Archive for May, 2008

Clothes in northern India

Thursday, May 8th, 2008

I’ll keep this pretty basic, but since India has some fairly distinctive clothing styles, I wanted to share a bit about them.

The majority of the men we saw wore Western-style slacks and button-up shirts. A decent number, though, wear a more distinctively Indian outfit called a kurta pajama. The kurta pajama consists of a long top that reaches to about the knees and is often embroidered around the neck. The top is collarless. The bottom is a pair of baggy knit pants, often made of cotton. Sikh men wear a distinctive turban that is often black, but can be a number of different colors.

A few younger women in bigger cities are wearing more Western clothes, such as jeans, but the majority of women wear one or the other of two Indian outfits:

The sari is a long, fancy piece of cloth, wrapped around the legs like a skirt and then wrapped over one shoulder. The women have some kind of small top they wear underneath the sari, but I don’t know what it’s called. I understand that saris are especially common in southern India.
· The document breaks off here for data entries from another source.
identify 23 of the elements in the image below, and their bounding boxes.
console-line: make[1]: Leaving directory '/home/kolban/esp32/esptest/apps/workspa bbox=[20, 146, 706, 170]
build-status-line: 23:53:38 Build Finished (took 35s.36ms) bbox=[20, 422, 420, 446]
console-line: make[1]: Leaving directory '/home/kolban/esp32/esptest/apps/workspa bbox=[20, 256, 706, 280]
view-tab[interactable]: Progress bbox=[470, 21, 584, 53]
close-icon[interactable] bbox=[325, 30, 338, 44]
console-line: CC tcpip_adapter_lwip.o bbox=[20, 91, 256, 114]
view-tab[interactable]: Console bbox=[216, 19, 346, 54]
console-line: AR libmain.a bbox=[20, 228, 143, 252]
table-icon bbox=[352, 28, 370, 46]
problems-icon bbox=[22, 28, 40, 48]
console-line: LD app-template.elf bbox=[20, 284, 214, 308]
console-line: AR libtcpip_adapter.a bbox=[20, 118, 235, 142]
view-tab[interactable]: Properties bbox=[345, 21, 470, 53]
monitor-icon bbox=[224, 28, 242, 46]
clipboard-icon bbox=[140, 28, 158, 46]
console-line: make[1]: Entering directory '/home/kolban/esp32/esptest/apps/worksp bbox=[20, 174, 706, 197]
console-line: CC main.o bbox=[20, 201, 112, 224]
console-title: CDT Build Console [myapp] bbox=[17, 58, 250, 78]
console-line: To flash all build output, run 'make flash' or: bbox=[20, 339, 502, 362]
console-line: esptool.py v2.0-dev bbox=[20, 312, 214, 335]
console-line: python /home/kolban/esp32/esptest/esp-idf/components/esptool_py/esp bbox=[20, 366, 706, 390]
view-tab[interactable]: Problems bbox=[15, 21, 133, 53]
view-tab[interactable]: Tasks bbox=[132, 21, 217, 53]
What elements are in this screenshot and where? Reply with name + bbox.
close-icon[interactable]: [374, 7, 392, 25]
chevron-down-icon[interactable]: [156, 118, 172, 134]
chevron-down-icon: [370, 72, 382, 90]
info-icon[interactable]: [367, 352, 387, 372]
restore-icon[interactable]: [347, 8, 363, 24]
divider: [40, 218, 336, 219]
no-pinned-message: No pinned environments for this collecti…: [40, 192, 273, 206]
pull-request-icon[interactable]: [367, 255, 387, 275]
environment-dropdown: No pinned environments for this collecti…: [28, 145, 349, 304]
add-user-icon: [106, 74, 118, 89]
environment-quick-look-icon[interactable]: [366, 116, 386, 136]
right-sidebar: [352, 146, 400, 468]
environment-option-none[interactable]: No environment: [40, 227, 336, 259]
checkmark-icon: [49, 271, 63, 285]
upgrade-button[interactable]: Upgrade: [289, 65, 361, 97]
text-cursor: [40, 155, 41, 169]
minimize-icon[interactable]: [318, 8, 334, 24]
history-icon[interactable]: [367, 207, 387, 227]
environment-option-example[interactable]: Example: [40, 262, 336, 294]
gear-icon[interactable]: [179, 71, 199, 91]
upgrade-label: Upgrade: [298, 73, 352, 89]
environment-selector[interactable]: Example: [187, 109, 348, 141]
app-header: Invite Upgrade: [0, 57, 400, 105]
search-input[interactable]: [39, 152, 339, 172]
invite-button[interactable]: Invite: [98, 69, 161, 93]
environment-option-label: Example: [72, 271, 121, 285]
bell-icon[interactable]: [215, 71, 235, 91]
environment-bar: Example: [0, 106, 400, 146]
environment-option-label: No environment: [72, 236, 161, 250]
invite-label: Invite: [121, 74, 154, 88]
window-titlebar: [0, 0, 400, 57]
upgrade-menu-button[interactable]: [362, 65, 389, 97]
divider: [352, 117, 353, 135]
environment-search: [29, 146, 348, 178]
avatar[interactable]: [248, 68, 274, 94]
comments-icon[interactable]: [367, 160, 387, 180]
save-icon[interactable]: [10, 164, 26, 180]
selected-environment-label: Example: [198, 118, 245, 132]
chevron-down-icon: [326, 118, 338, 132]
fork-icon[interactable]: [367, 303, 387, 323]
The most common outfit we saw women wearing in northern India was the salwar kameez. A salwar kameez, much like the kurta pajama the men wear, consists of (often) baggy, drawstring pants and a long top. The women’s tops are also collarless, and fancier ones are often embroidered. A scarf called a dupata completes the outfit. Women’s suits (as they call them) come in a vast array of vibrant colors and patterns. If variety is any indication, I would say that Indian women find a lot of pleasure in combining pieces of outfits to create looks they like. Hmm, I think the Western women I know could get into this…Indian women are also quite into adornment. Earrings, finger rings, toe rings, nose rings, bracelets, and nail polish are in abundant supply.

India, Days 13,14

Wednesday, May 7th, 2008

Well, I’m home from India now. I’m trying to write a few posts to wrap up the India trip. Time and internet connections have still been hard to come by, which is the reason for the delay in reporting on the final part of the trip.

We spend the last two days of the trip, April 29 and 30, in Delhi. We got in three final meetings and did a little bit of shopping. Erin and the girls like colorful and sparkly things, which India is full of, so they really liked the clothes I brought them.

During the last two days, we got to visit one slum and sit in on a training meeting attended by about 10 pastors. They are learning simple Bible stories, such as the Prodigal Son, to share with others. It was neat hearing testimonies from them of ways God is using them to share the Word with others, people who are being miraculously healed, and people who are coming to Christ. Praise God!

The trip home was pretty uneventful. We left Delhi Wednesday night, April 30, and by Thursday afternoon I was back in Idaho with my family.

I’ll try to write a couple of final posts including some of the dress in India and a few parting thoughts on the trip.

I had wanted to do a post on food, but I just didn’t make that one happen. In the absence of an entire post with photos, here are a few comments:

  • The food was really good. Most of the northern Indian food we ate was reasonably spicy and had a curry flavor to it. There were all kinds of vegetable dishes and sauces.
  • Indians don’t eat much meat. As far as I can tell, you can’t find a bite of beef anywhere (owed to the fact that cows are sacred). Chicken, fish, and mutton are somewhat common, but plenty of Indians are vegetarians.
  • Given our Mexican roots, we were intrigued to find that a staple food is the chipati (sp?), which is a round, tortilla-like bready thing made from wheat. Indians eat them in much the same way that Mexicans eat tortillas.
  • Because I’m not as vegetarian as many Indians, some of my favorite foods we had were meat dishes. Tandoori chicken, which is skewered and then roasted in this pit-like oven thing (I don’t really know how to describe it), was excellent. A couple of Muslim dishes were also great: Kabobs in Lucknow (which is apparently well known for its kabobs) and shwarma in Delhi. I won’t try and describe them here, but if you’re interested, you can Google them.

I’ll wrap this up with a few more photos from India, in no particular order:

Having a broken car horn would be as serious a problem as having no brakes. Indians use their horns constantly! One of our travel books was giving advice for if you rent a car, and it said something to the effect of, “Use your horn when passing someone, when someone is passing you, when thinking about passing, or about the general concept of passing.” Boy, was that the truth! It was sort of humorous to us seeing many trucks that had painted instructions on the backs of them encouraging the use of horns:

The train station in Lucknow

A market area in Lucknow

Monkeys scavenging on the tracks at the train station in Lucknow

Roadside coconut stand in a village

The building of a traditional Christian church in the state of Uttar Pradesh. India has quite a few churches that have been around for decades or even centuries. Unfortunately, many of these are quite nominal.